For the first time in 60 years, a far-right party, the AfD, has won seats in German Parliament. From the start of the election campaign, the AfD benefited from copious airtime and coverage from Russian state media, as well as a push from Russian hackers running Twitter bots.
Here's how AfD's message was promoted by Russian media, and how the AfD itself targeted Russian speakers in Germany.
Leading up to the election, Kremlin-funded and affiliated outlets posted uncritical stories about the AfD. One report from Ria.ru, a news agency that's part of the Russia Today network, got picked up across the country.
The AfD itself also explicitly targeted Russian speakers in Germany by running ads on Russian state media.
The party also targeted Facebook ads at Russian speakers (though the ad's language was a bit stilted).
Russian-language newspapers also ran advertisements for the AfD, according to Coda Story social media editor Katrin Sheib.
The party also distributed Russian-language flyers in Germany. The flyers promised to end sanctions against Russia, end mass migration into Germany, and take the country out of the EU.
While pro-AfD messages flowed on Russian TV, websites, and newspapers, Twitter bots controlled by hackers in Russia were also hard at work promoting the party.
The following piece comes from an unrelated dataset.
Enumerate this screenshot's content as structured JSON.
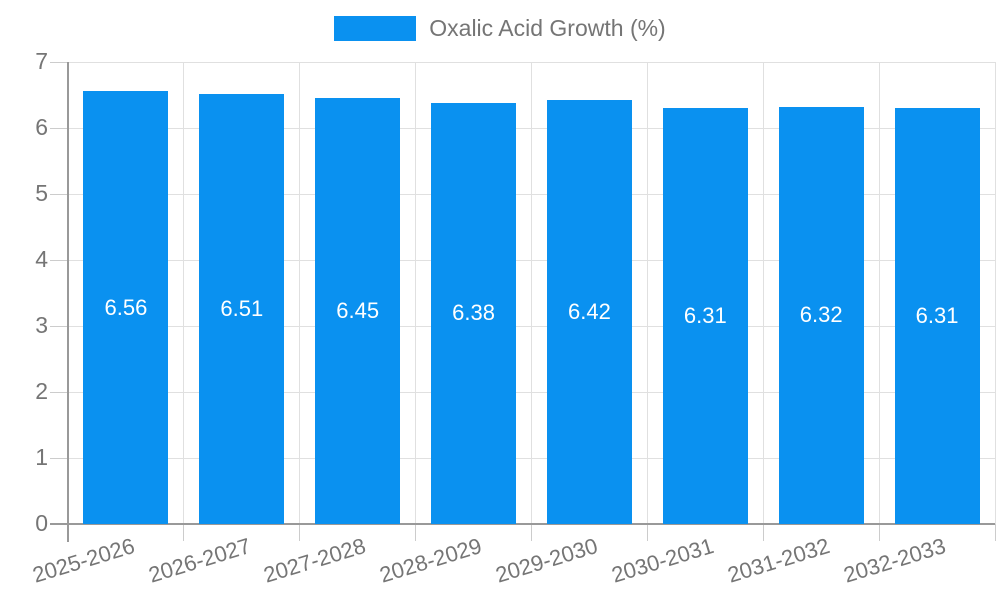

One hacker told BuzzFeed News they used bots to spread pro-AfD messages because it was of "mutual benefit." He didn't explain what that meant.
During election night coverage, the Kremlin-funded RT channel heavily promoted the AfD. The only guest on the broadcast was Maximillian Krah, a member of the party. Throughout the hourlong broadcast the focus was squarely on AfD.
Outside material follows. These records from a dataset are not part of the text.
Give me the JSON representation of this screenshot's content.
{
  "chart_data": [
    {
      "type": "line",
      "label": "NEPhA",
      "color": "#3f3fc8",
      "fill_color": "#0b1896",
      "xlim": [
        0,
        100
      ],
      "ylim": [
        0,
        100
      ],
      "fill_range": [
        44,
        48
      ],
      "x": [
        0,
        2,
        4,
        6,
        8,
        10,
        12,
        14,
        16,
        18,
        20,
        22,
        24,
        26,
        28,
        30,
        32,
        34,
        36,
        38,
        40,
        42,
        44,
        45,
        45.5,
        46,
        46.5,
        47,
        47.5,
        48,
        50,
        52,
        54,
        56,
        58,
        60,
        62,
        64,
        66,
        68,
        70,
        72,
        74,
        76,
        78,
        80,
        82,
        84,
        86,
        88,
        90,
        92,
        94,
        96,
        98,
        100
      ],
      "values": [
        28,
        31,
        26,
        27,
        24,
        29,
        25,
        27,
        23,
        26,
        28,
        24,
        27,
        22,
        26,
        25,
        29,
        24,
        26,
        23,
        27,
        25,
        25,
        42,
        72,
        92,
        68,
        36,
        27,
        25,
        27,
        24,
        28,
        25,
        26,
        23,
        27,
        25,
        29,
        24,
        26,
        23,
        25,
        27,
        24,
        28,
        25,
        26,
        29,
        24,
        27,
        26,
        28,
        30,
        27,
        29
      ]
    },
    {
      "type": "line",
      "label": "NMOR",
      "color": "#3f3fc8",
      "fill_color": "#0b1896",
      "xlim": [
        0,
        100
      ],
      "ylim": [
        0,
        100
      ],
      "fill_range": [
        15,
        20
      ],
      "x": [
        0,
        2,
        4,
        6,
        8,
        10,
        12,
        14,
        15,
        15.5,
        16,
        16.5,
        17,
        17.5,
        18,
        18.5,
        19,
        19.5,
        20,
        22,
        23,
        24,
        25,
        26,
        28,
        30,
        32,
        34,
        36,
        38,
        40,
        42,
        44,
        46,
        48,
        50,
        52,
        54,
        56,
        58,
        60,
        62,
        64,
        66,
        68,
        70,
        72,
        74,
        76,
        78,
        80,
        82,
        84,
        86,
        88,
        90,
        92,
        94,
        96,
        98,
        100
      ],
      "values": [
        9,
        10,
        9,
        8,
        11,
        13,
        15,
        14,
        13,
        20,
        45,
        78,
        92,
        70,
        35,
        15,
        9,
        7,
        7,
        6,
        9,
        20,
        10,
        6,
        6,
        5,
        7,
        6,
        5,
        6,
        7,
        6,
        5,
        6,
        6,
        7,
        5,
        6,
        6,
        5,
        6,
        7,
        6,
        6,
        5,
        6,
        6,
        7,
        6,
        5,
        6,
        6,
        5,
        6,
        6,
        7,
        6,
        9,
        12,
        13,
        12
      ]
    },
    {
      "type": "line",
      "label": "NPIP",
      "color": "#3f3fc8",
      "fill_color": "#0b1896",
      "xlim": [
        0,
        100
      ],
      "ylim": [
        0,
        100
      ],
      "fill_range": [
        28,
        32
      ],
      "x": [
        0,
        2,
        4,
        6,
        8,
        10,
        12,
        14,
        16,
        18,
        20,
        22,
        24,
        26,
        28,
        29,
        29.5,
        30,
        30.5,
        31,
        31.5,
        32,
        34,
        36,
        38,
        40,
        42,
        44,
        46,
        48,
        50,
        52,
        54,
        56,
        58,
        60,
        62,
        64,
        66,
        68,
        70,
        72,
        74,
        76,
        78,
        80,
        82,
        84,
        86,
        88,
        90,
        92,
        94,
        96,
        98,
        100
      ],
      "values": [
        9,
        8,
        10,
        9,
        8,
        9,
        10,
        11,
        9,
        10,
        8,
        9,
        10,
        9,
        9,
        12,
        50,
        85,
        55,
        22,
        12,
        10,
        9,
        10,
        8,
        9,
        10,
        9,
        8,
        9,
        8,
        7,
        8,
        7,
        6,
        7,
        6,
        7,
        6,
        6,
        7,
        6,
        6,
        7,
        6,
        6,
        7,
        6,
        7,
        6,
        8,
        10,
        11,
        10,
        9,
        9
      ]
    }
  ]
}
There was even a prepared slideshow on AfD's policies aired early in the program. Other parties were not given the same treatment.
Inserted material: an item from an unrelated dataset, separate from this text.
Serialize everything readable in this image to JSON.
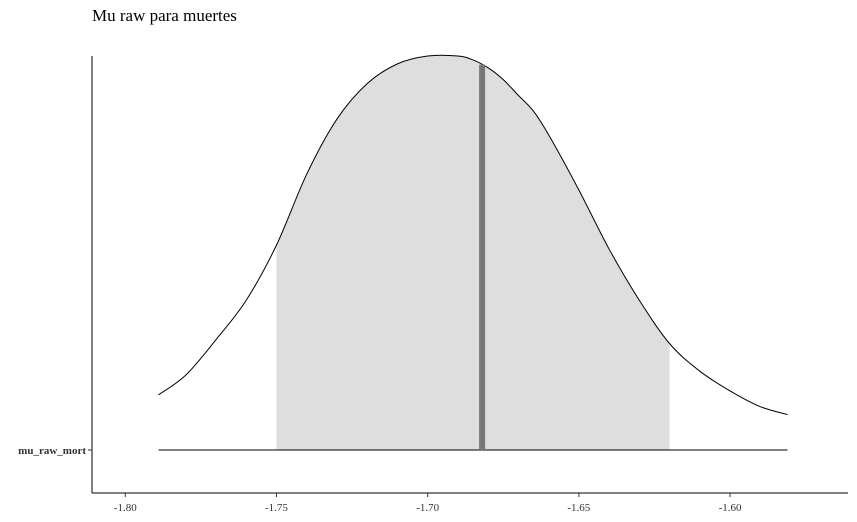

Between speeches from candidates, the RT presenter asked Krah about AfD's policies.
The host didn't always ask softball questions, but there was little follow-up on Krah's responses. AfD's campaign largely focused on anti-migrant messaging, but on RT Krah pivoted to say its number one issue was jobs. He said "controversial" comments by candidates had been taken out of context and chalked them up to inexperience.
Krah was asked to analyze election results, and to talk about mistakes other parties potentially made. There were no representatives from other parties on the broadcast, though it's unclear if they declined to participate or if they were not invited.